Drucker believed that management should invest the necessary mental horse power to find better solutions. The solutions would be relentlessly discussed with all teams affected and “that every brain in the game” was used. Once a solution was found it should be implemented in three pilots (as I said Drucker loved doing things in threes) to ensure the benefits would meet expectations.
Action: Celebrate innovation every week. Highlight the champions as this will encourage others.
Develop a collaborative approach even with your competitors
As the mad hatter said to Alice, in ‘Alice in Wonderland’, “If you don’t know where you are going any road will take you there”. Drucker kept talking about the importance of having the right strategy for the organisation.
Drucker saw the importance of knowing what you were best at. Focusing on what Jim Collins would say on your Hedgehog.”You can be the world’s best in the area of your business that you are truly passionate about”, and there is an economic engine that will reward you.

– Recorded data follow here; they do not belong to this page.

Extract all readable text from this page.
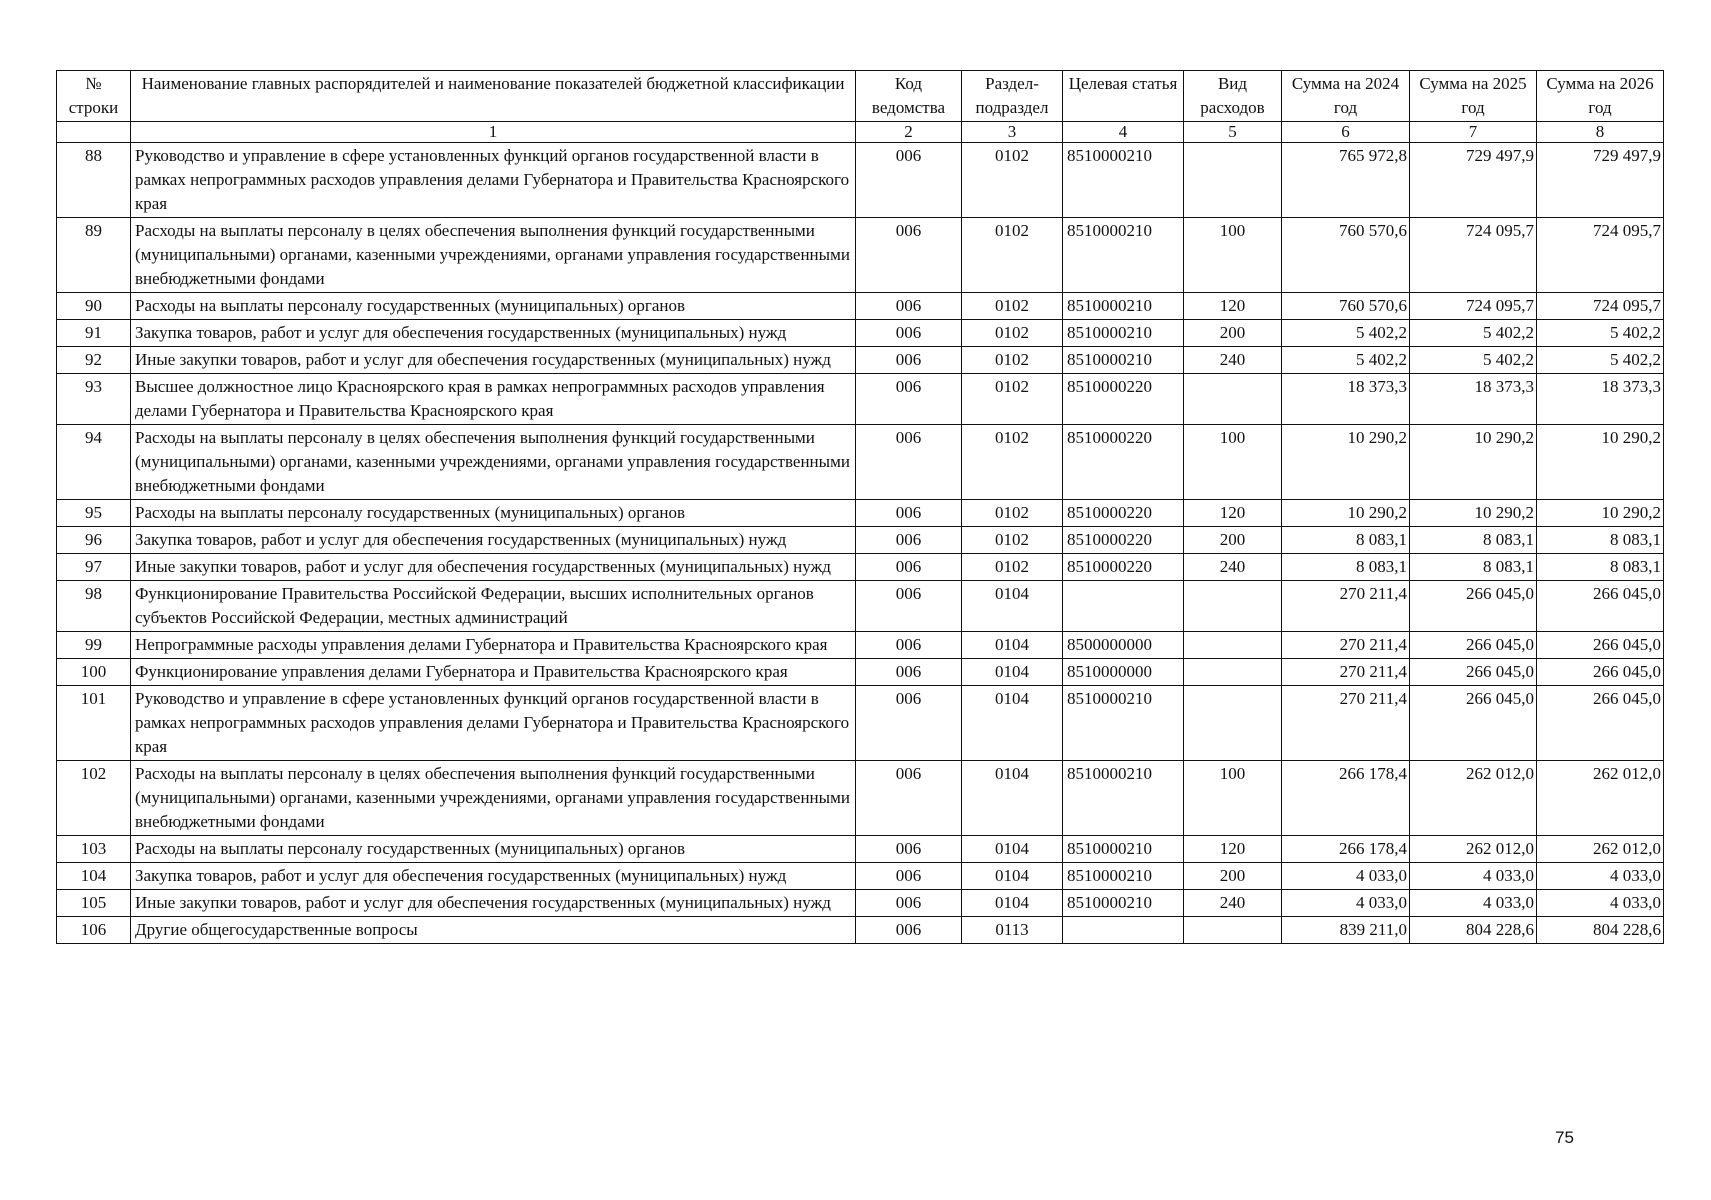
№ строки	Наименование главных распорядителей и наименование показателей бюджетной классификации	Код ведомства	Раздел-подраздел	Целевая статья	Вид расходов	Сумма на 2024 год	Сумма на 2025 год	Сумма на 2026 год
	1	2	3	4	5	6	7	8
88	Руководство и управление в сфере установленных функций органов государственной власти в рамках непрограммных расходов управления делами Губернатора и Правительства Красноярского края	006	0102	8510000210		765 972,8	729 497,9	729 497,9
89	Расходы на выплаты персоналу в целях обеспечения выполнения функций государственными (муниципальными) органами, казенными учреждениями, органами управления государственными внебюджетными фондами	006	0102	8510000210	100	760 570,6	724 095,7	724 095,7
90	Расходы на выплаты персоналу государственных (муниципальных) органов	006	0102	8510000210	120	760 570,6	724 095,7	724 095,7
91	Закупка товаров, работ и услуг для обеспечения государственных (муниципальных) нужд	006	0102	8510000210	200	5 402,2	5 402,2	5 402,2
92	Иные закупки товаров, работ и услуг для обеспечения государственных (муниципальных) нужд	006	0102	8510000210	240	5 402,2	5 402,2	5 402,2
93	Высшее должностное лицо Красноярского края в рамках непрограммных расходов управления делами Губернатора и Правительства Красноярского края	006	0102	8510000220		18 373,3	18 373,3	18 373,3
94	Расходы на выплаты персоналу в целях обеспечения выполнения функций государственными (муниципальными) органами, казенными учреждениями, органами управления государственными внебюджетными фондами	006	0102	8510000220	100	10 290,2	10 290,2	10 290,2
95	Расходы на выплаты персоналу государственных (муниципальных) органов	006	0102	8510000220	120	10 290,2	10 290,2	10 290,2
96	Закупка товаров, работ и услуг для обеспечения государственных (муниципальных) нужд	006	0102	8510000220	200	8 083,1	8 083,1	8 083,1
97	Иные закупки товаров, работ и услуг для обеспечения государственных (муниципальных) нужд	006	0102	8510000220	240	8 083,1	8 083,1	8 083,1
98	Функционирование Правительства Российской Федерации, высших исполнительных органов субъектов Российской Федерации, местных администраций	006	0104			270 211,4	266 045,0	266 045,0
99	Непрограммные расходы управления делами Губернатора и Правительства Красноярского края	006	0104	8500000000		270 211,4	266 045,0	266 045,0
100	Функционирование управления делами Губернатора и Правительства Красноярского края	006	0104	8510000000		270 211,4	266 045,0	266 045,0
101	Руководство и управление в сфере установленных функций органов государственной власти в рамках непрограммных расходов управления делами Губернатора и Правительства Красноярского края	006	0104	8510000210		270 211,4	266 045,0	266 045,0
102	Расходы на выплаты персоналу в целях обеспечения выполнения функций государственными (муниципальными) органами, казенными учреждениями, органами управления государственными внебюджетными фондами	006	0104	8510000210	100	266 178,4	262 012,0	262 012,0
103	Расходы на выплаты персоналу государственных (муниципальных) органов	006	0104	8510000210	120	266 178,4	262 012,0	262 012,0
104	Закупка товаров, работ и услуг для обеспечения государственных (муниципальных) нужд	006	0104	8510000210	200	4 033,0	4 033,0	4 033,0
105	Иные закупки товаров, работ и услуг для обеспечения государственных (муниципальных) нужд	006	0104	8510000210	240	4 033,0	4 033,0	4 033,0
106	Другие общегосударственные вопросы	006	0113			839 211,0	804 228,6	804 228,6
75
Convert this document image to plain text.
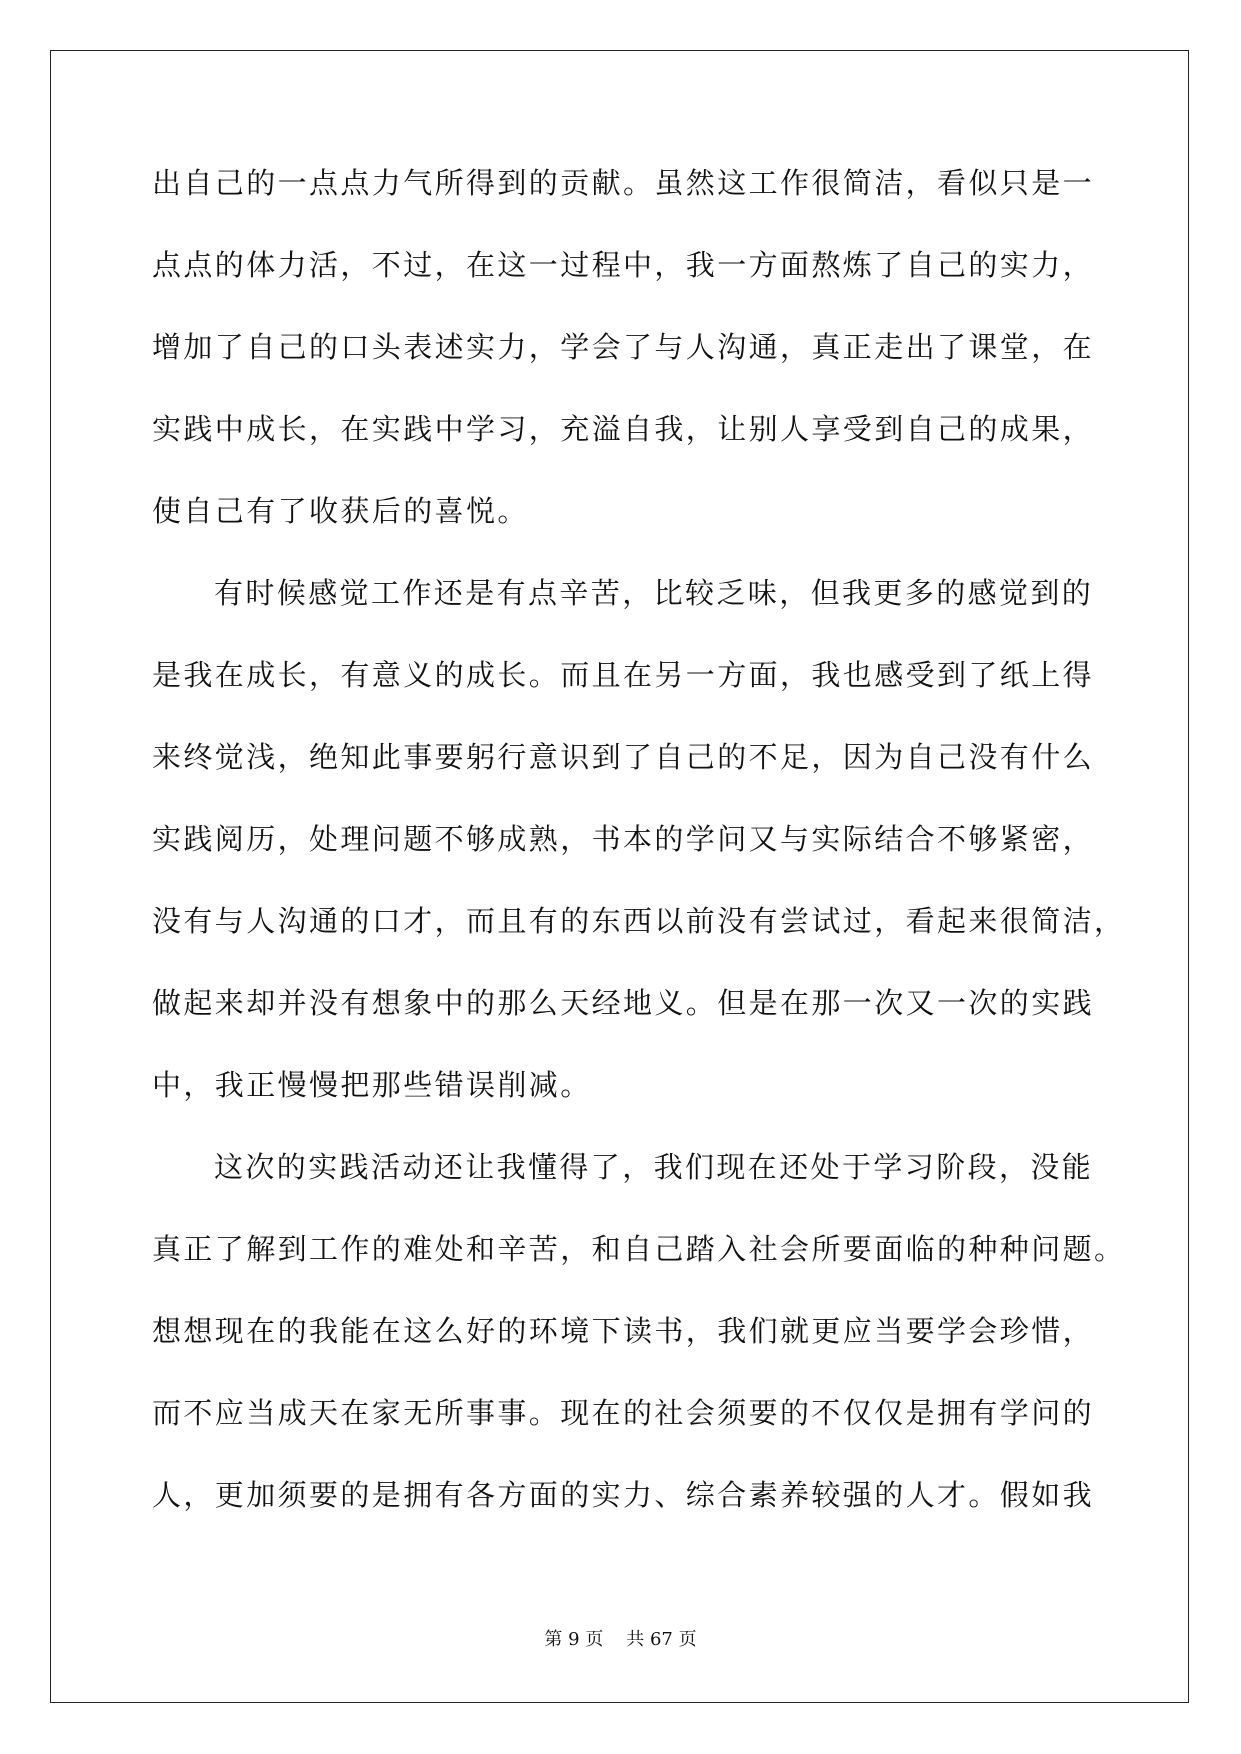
出自己的一点点力气所得到的贡献。虽然这工作很简洁，看似只是一
点点的体力活，不过，在这一过程中，我一方面熬炼了自己的实力，
增加了自己的口头表述实力，学会了与人沟通，真正走出了课堂，在
实践中成长，在实践中学习，充溢自我，让别人享受到自己的成果，
使自己有了收获后的喜悦。
有时候感觉工作还是有点辛苦，比较乏味，但我更多的感觉到的
是我在成长，有意义的成长。而且在另一方面，我也感受到了纸上得
来终觉浅，绝知此事要躬行意识到了自己的不足，因为自己没有什么
实践阅历，处理问题不够成熟，书本的学问又与实际结合不够紧密，
没有与人沟通的口才，而且有的东西以前没有尝试过，看起来很简洁，
做起来却并没有想象中的那么天经地义。但是在那一次又一次的实践
中，我正慢慢把那些错误削减。
这次的实践活动还让我懂得了，我们现在还处于学习阶段，没能
真正了解到工作的难处和辛苦，和自己踏入社会所要面临的种种问题。
想想现在的我能在这么好的环境下读书，我们就更应当要学会珍惜，
而不应当成天在家无所事事。现在的社会须要的不仅仅是拥有学问的
人，更加须要的是拥有各方面的实力、综合素养较强的人才。假如我
第 9 页 共 67 页
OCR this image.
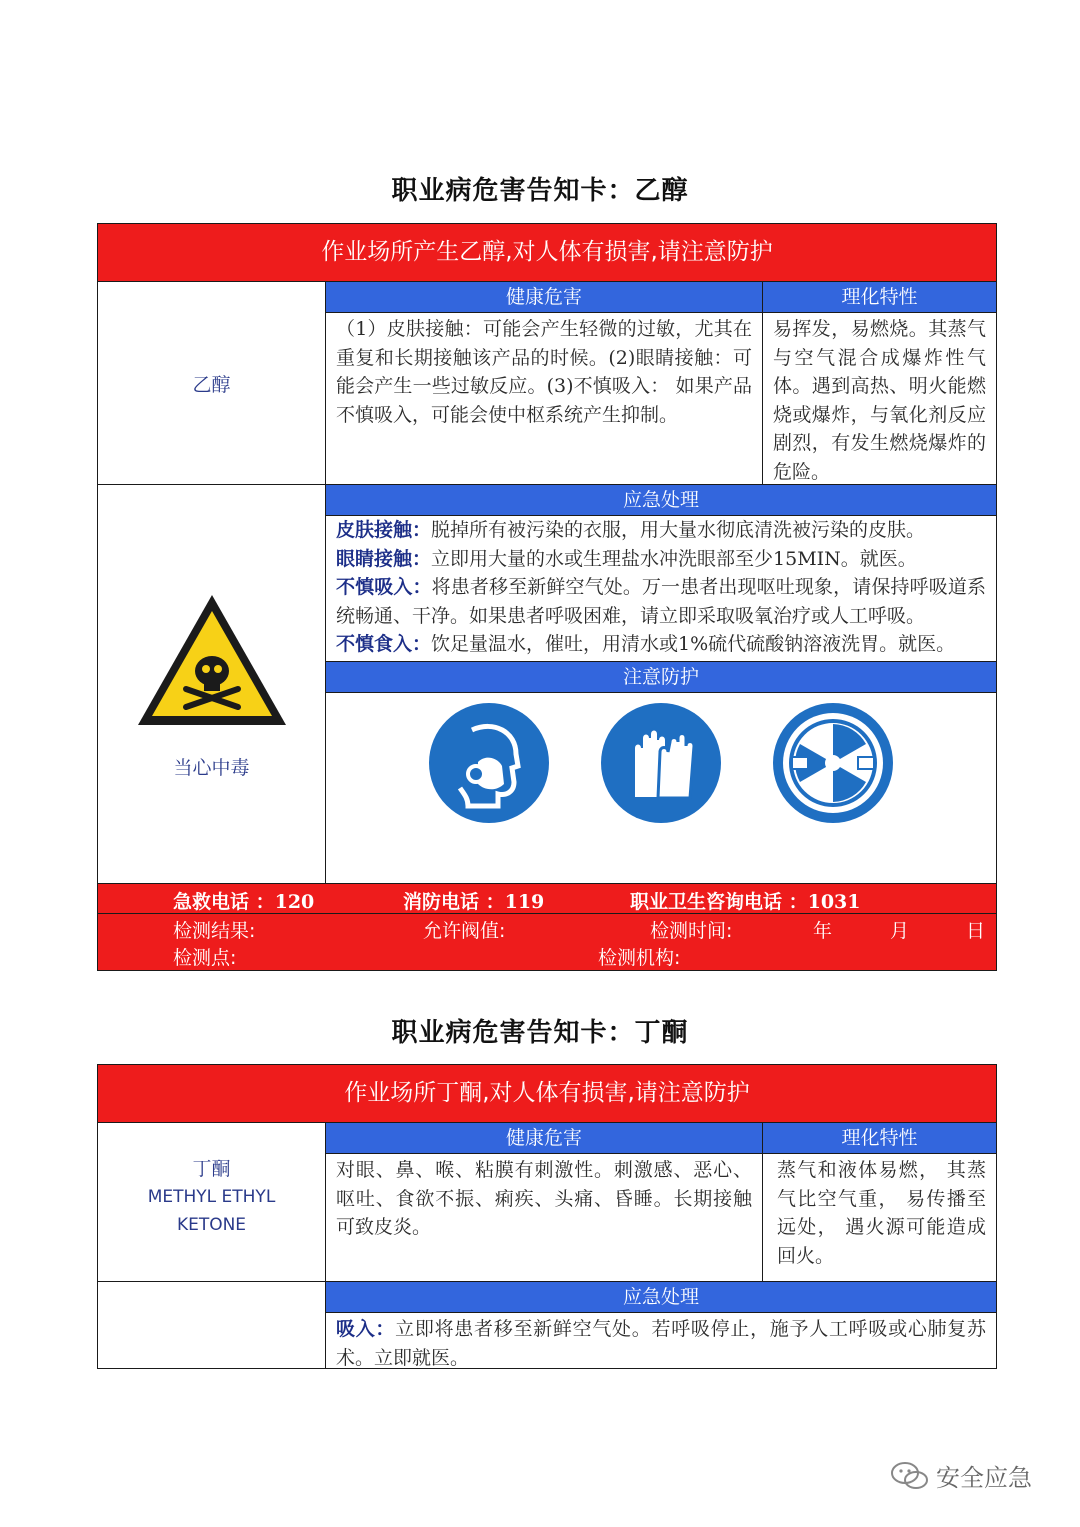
职业病危害告知卡：乙醇
作业场所产生乙醇,对人体有损害,请注意防护
乙醇
健康危害
（1）皮肤接触：可能会产生轻微的过敏，尤其在重复和长期接触该产品的时候。(2)眼睛接触：可能会产生一些过敏反应。(3)不慎吸入： 如果产品不慎吸入，可能会使中枢系统产生抑制。
理化特性
易挥发，易燃烧。其蒸气与空气混合成爆炸性气体。遇到高热、明火能燃烧或爆炸，与氧化剂反应剧烈，有发生燃烧爆炸的危险。
当心中毒
应急处理
皮肤接触：脱掉所有被污染的衣服，用大量水彻底清洗被污染的皮肤。
眼睛接触：立即用大量的水或生理盐水冲洗眼部至少15MIN。就医。
不慎吸入：将患者移至新鲜空气处。万一患者出现呕吐现象，请保持呼吸道系统畅通、干净。如果患者呼吸困难，请立即采取吸氧治疗或人工呼吸。
不慎食入：饮足量温水，催吐，用清水或1%硫代硫酸钠溶液洗胃。就医。
注意防护
急救电话 ：120	消防电话 ：119	职业卫生咨询电话 ：1031
检测结果:	允许阀值:	检测时间:	年	月	日
检测点:	检测机构:
职业病危害告知卡：丁酮
作业场所丁酮,对人体有损害,请注意防护
丁酮
METHYL ETHYL
KETONE
健康危害
对眼、鼻、喉、粘膜有刺激性。刺激感、恶心、呕吐、食欲不振、痢疾、头痛、昏睡。长期接触可致皮炎。
理化特性
蒸气和液体易燃， 其蒸气比空气重， 易传播至远处， 遇火源可能造成回火。
应急处理
吸入：立即将患者移至新鲜空气处。若呼吸停止，施予人工呼吸或心肺复苏术。立即就医。
安全应急
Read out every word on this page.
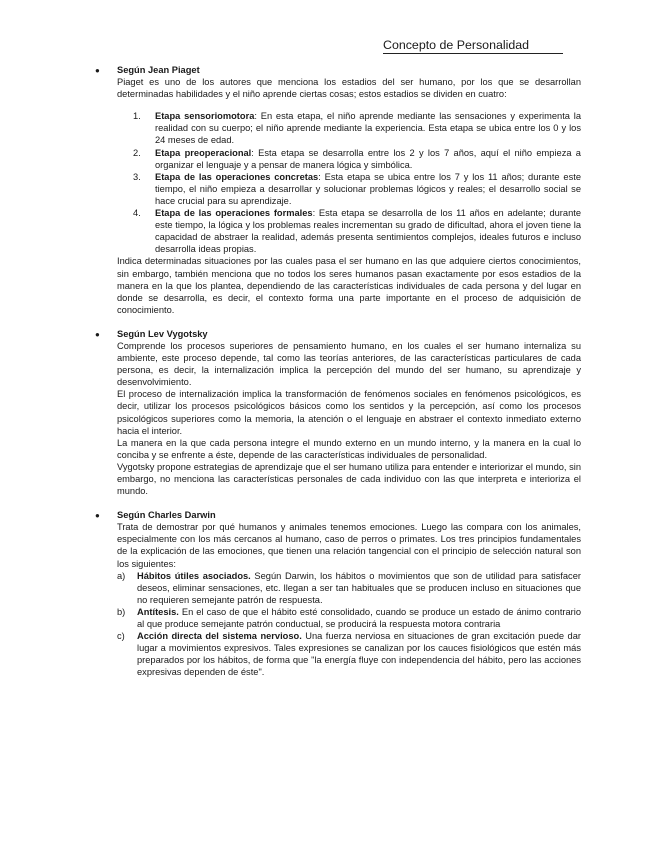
Concepto de Personalidad
● Según Jean Piaget

Piaget es uno de los autores que menciona los estadios del ser humano, por los que se desarrollan determinadas habilidades y el niño aprende ciertas cosas; estos estadios se dividen en cuatro:

1. Etapa sensoriomotora: En esta etapa, el niño aprende mediante las sensaciones y experimenta la realidad con su cuerpo; el niño aprende mediante la experiencia. Esta etapa se ubica entre los 0 y los 24 meses de edad.
2. Etapa preoperacional: Esta etapa se desarrolla entre los 2 y los 7 años, aquí el niño empieza a organizar el lenguaje y a pensar de manera lógica y simbólica.
3. Etapa de las operaciones concretas: Esta etapa se ubica entre los 7 y los 11 años; durante este tiempo, el niño empieza a desarrollar y solucionar problemas lógicos y reales; el desarrollo social se hace crucial para su aprendizaje.
4. Etapa de las operaciones formales: Esta etapa se desarrolla de los 11 años en adelante; durante este tiempo, la lógica y los problemas reales incrementan su grado de dificultad, ahora el joven tiene la capacidad de abstraer la realidad, además presenta sentimientos complejos, ideales futuros e incluso desarrolla ideas propias.

Indica determinadas situaciones por las cuales pasa el ser humano en las que adquiere ciertos conocimientos, sin embargo, también menciona que no todos los seres humanos pasan exactamente por esos estadios de la manera en la que los plantea, dependiendo de las características individuales de cada persona y del lugar en donde se desarrolla, es decir, el contexto forma una parte importante en el proceso de adquisición de conocimiento.

● Según Lev Vygotsky

Comprende los procesos superiores de pensamiento humano, en los cuales el ser humano internaliza su ambiente, este proceso depende, tal como las teorías anteriores, de las características particulares de cada persona, es decir, la internalización implica la percepción del mundo del ser humano, su aprendizaje y desenvolvimiento.

El proceso de internalización implica la transformación de fenómenos sociales en fenómenos psicológicos, es decir, utilizar los procesos psicológicos básicos como los sentidos y la percepción, así como los procesos psicológicos superiores como la memoria, la atención o el lenguaje en abstraer el contexto inmediato externo hacia el interior.

La manera en la que cada persona integre el mundo externo en un mundo interno, y la manera en la cual lo conciba y se enfrente a éste, depende de las características individuales de personalidad.

Vygotsky propone estrategias de aprendizaje que el ser humano utiliza para entender e interiorizar el mundo, sin embargo, no menciona las características personales de cada individuo con las que interpreta e interioriza el mundo.

● Según Charles Darwin

Trata de demostrar por qué humanos y animales tenemos emociones. Luego las compara con los animales, especialmente con los más cercanos al humano, caso de perros o primates. Los tres principios fundamentales de la explicación de las emociones, que tienen una relación tangencial con el principio de selección natural son los siguientes:

a) Hábitos útiles asociados. Según Darwin, los hábitos o movimientos que son de utilidad para satisfacer deseos, eliminar sensaciones, etc. llegan a ser tan habituales que se producen incluso en situaciones que no requieren semejante patrón de respuesta.
b) Antítesis. En el caso de que el hábito esté consolidado, cuando se produce un estado de ánimo contrario al que produce semejante patrón conductual, se producirá la respuesta motora contraria
c) Acción directa del sistema nervioso. Una fuerza nerviosa en situaciones de gran excitación puede dar lugar a movimientos expresivos. Tales expresiones se canalizan por los cauces fisiológicos que estén más preparados por los hábitos, de forma que "la energía fluye con independencia del hábito, pero las acciones expresivas dependen de éste".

He saw business as a “Lego” construction, where you could bolt together services provided either in-house or externally. He was referring to the fact that it was now easier than ever before to amalgamate different services from different entities and market it seamlessly to the customer as one entity. Businesses should be full of activities (pieces of the business) performed by third parties.
He stated that there was not competition but just better solutions. Drucker saw collaboration as the key to operating in this world, even with an organisation that you previously saw as a competitor.
In the government and not for profit agencies, collaboration has the same barriers as in the private sector. Egos and past institutional memories seem to prohibit staff from striking effective alliances with other organisations that can perform the service better and cheaper. As Drucker put it “Your back room is somebody’s front room”. He even went on to say that an organisation could achieve almost all functions from collaboration. Drucker saw only marketing and innovation as been sacrosanct in-house activities.
Action: Set out at least three alliances that have been mooted where activities can be done by a third party for the business and monitor progress on a weekly basis until alliances are functioning.